A) The program will be available to all U.S. accredited colleges and universities. These colleges are encouraged to team with K-12 schools to further expand these opportunities throughout the STEM community.
Q) What is the size of the CubeSat launch slot?
A) The volume is the standard 1U CubeSat at 10 cm x 10 cm x 10 cm (4” x 4” x 4”) and approximately 1.3 kg (3 lb).
Q) Does the college or university have to be accredited?
A) Yes, the college or university must be accredited. The college or university also must provide undergraduate degrees; graduate and/or doctorate-only universities are not eligible to participate.
Q) How many free slots are available?
A) Targeted in earlier 2017, a total of six 1U CubeSat launch slots will be offered on two selected Atlas V missions.
Q) What if a group of students want to submit a proposal? Do they have to be from a university or have the backing or support of the university?
A) Yes, students submitting a proposal must be associated with and have support of their college or university.

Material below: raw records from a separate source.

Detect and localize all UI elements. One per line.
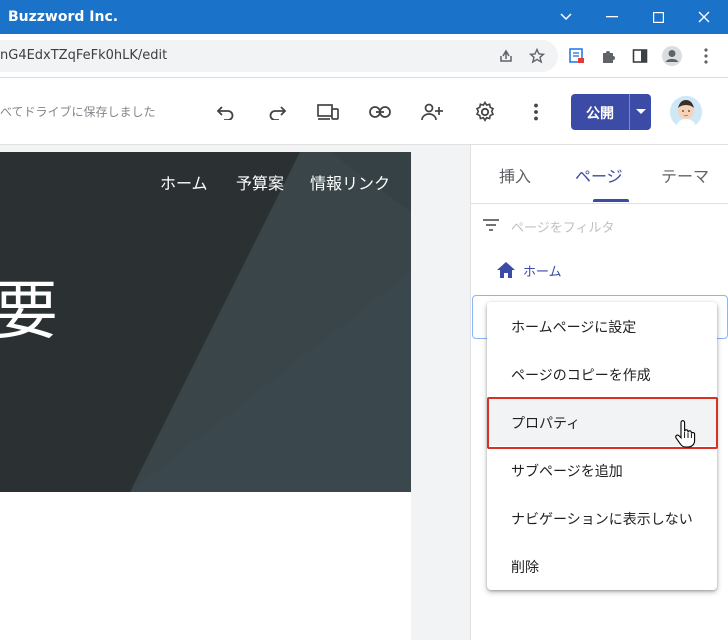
puzzle-icon <box>603 51 615 63</box>
page-body[interactable] <box>0 492 411 640</box>
home-icon <box>497 262 515 278</box>
more-options-button[interactable] <box>522 98 550 126</box>
tab-themes[interactable]: テーマ <box>661 163 709 187</box>
gear-icon <box>475 101 495 122</box>
site-header-banner[interactable]: ホーム 予算案 情報リンク 要 <box>0 152 411 492</box>
redo-button[interactable] <box>263 98 291 126</box>
side-panel-icon <box>632 49 648 63</box>
menu-item-delete[interactable]: 削除 <box>487 542 717 590</box>
menu-item-label: ナビゲーションに表示しない <box>511 512 693 528</box>
chevron-down-icon <box>560 13 572 21</box>
chrome-menu-button[interactable] <box>692 42 720 70</box>
tab-search-button[interactable] <box>543 0 589 34</box>
avatar-face-icon <box>670 96 702 128</box>
more-vert-icon <box>534 103 538 121</box>
preview-devices-button[interactable] <box>314 98 342 126</box>
page-filter-input[interactable]: ページをフィルタ <box>511 217 614 236</box>
menu-item-duplicate-page[interactable]: ページのコピーを作成 <box>487 350 717 398</box>
bookmark-star-button[interactable] <box>523 42 551 70</box>
hand-pointer-cursor-icon <box>675 420 696 448</box>
tab-divider <box>471 203 728 204</box>
editor-toolbar: べてドライブに保存しました 公開 <box>0 79 728 145</box>
site-hero-title[interactable]: 要 <box>0 280 58 344</box>
user-avatar[interactable] <box>670 96 702 128</box>
tab-insert[interactable]: 挿入 <box>499 163 531 187</box>
profile-button[interactable] <box>658 42 686 70</box>
filter-icon <box>483 219 499 231</box>
share-icon <box>500 49 512 62</box>
copy-link-button[interactable] <box>366 98 394 126</box>
publish-options-button[interactable] <box>630 94 651 130</box>
link-icon <box>369 106 391 118</box>
site-nav-links[interactable]: 情報リンク <box>310 170 390 194</box>
browser-toolbar: nG4EdxTZqFeFk0hLK/edit <box>0 34 728 78</box>
menu-item-label: 削除 <box>511 560 539 576</box>
redo-icon <box>269 106 287 120</box>
menu-item-hide-from-navigation[interactable]: ナビゲーションに表示しない <box>487 494 717 542</box>
extension-doc-icon <box>569 48 584 63</box>
site-nav-budget[interactable]: 予算案 <box>236 170 284 194</box>
maximize-icon <box>652 11 664 23</box>
settings-button[interactable] <box>471 98 499 126</box>
extensions-button[interactable] <box>594 42 622 70</box>
window-titlebar: Buzzword Inc. <box>0 0 728 34</box>
banner-background <box>0 152 411 492</box>
caret-down-icon <box>635 109 646 114</box>
window-title: Buzzword Inc. <box>8 9 119 25</box>
menu-item-label: ページのコピーを作成 <box>511 368 651 384</box>
publish-label: 公開 <box>586 106 614 122</box>
side-panel-button[interactable] <box>626 42 654 70</box>
url-text: nG4EdxTZqFeFk0hLK/edit <box>0 48 168 63</box>
tab-pages[interactable]: ページ <box>575 163 623 187</box>
undo-icon <box>216 106 234 120</box>
publish-button[interactable]: 公開 <box>571 94 651 130</box>
maximize-button[interactable] <box>635 0 681 34</box>
page-item-home-label: ホーム <box>523 264 562 280</box>
menu-item-add-subpage[interactable]: サブページを追加 <box>487 446 717 494</box>
page-item-home[interactable]: ホーム <box>497 259 562 281</box>
minimize-icon <box>606 16 618 18</box>
more-vert-icon <box>704 48 708 64</box>
active-tab-indicator <box>593 199 629 202</box>
menu-item-label: ホームページに設定 <box>511 320 637 336</box>
share-button[interactable] <box>492 42 520 70</box>
address-bar[interactable]: nG4EdxTZqFeFk0hLK/edit <box>0 40 558 72</box>
undo-button[interactable] <box>212 98 240 126</box>
close-icon <box>698 11 710 23</box>
save-status: べてドライブに保存しました <box>0 105 156 119</box>
share-with-others-button[interactable] <box>418 98 446 126</box>
star-icon <box>529 48 545 64</box>
devices-icon <box>317 104 339 120</box>
minimize-button[interactable] <box>589 0 635 34</box>
extension-sheet-button[interactable] <box>563 42 591 70</box>
profile-icon <box>662 46 682 66</box>
menu-item-label: サブページを追加 <box>511 464 623 480</box>
close-button[interactable] <box>681 0 727 34</box>
add-person-icon <box>421 103 443 121</box>
site-nav-home[interactable]: ホーム <box>160 170 208 194</box>
menu-item-set-homepage[interactable]: ホームページに設定 <box>487 302 717 350</box>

In addition, students are encouraged to gain support from industry and USG programs that provide financial assistance to CubeSat developers.
Q) Can middle and high schools, as well as elementary schools, submit proposals?
A) No, not at this time. Competing colleges and universities are strongly encouraged to partner with local elementary, junior and senior high schools and include students on their teams. Proposals with local K-12 student participation will be assessed higher under the selection criteria. K-12 teams may be interested in submitting a Student Rocket Launch payload.
Q) Where do the CubeSats ride?
A) The CubeSats will ride in the Aft Bulkhead Carrier (ABC), which is located at the aft-end of the Atlas V Centaur second-stage.
Q) Can a university be awarded multiple CubeSat launch slots?
A) No, for each RFP process, a university only can receive one award.
Q) What are the selection criteria?
A) The proposals will be evaluated on quality, feasibility, innovativeness and outreach opportunities.
Q) How is ULA's CubeSat initiative different from other CubeSat launch programs?
A) There are a number of U.S. government-sponsored CubeSat programs that provide launch opportunities, including NASA's CubeSat Launch Initiative and the US Air Force's University Nanosat Program. ULA's CubeSat program complements these efforts. Additionally, ULA's initiative is the first major U.S. launch service provider to move forward with commercially manifesting and launching CubeSats directly onto ULA vehicles.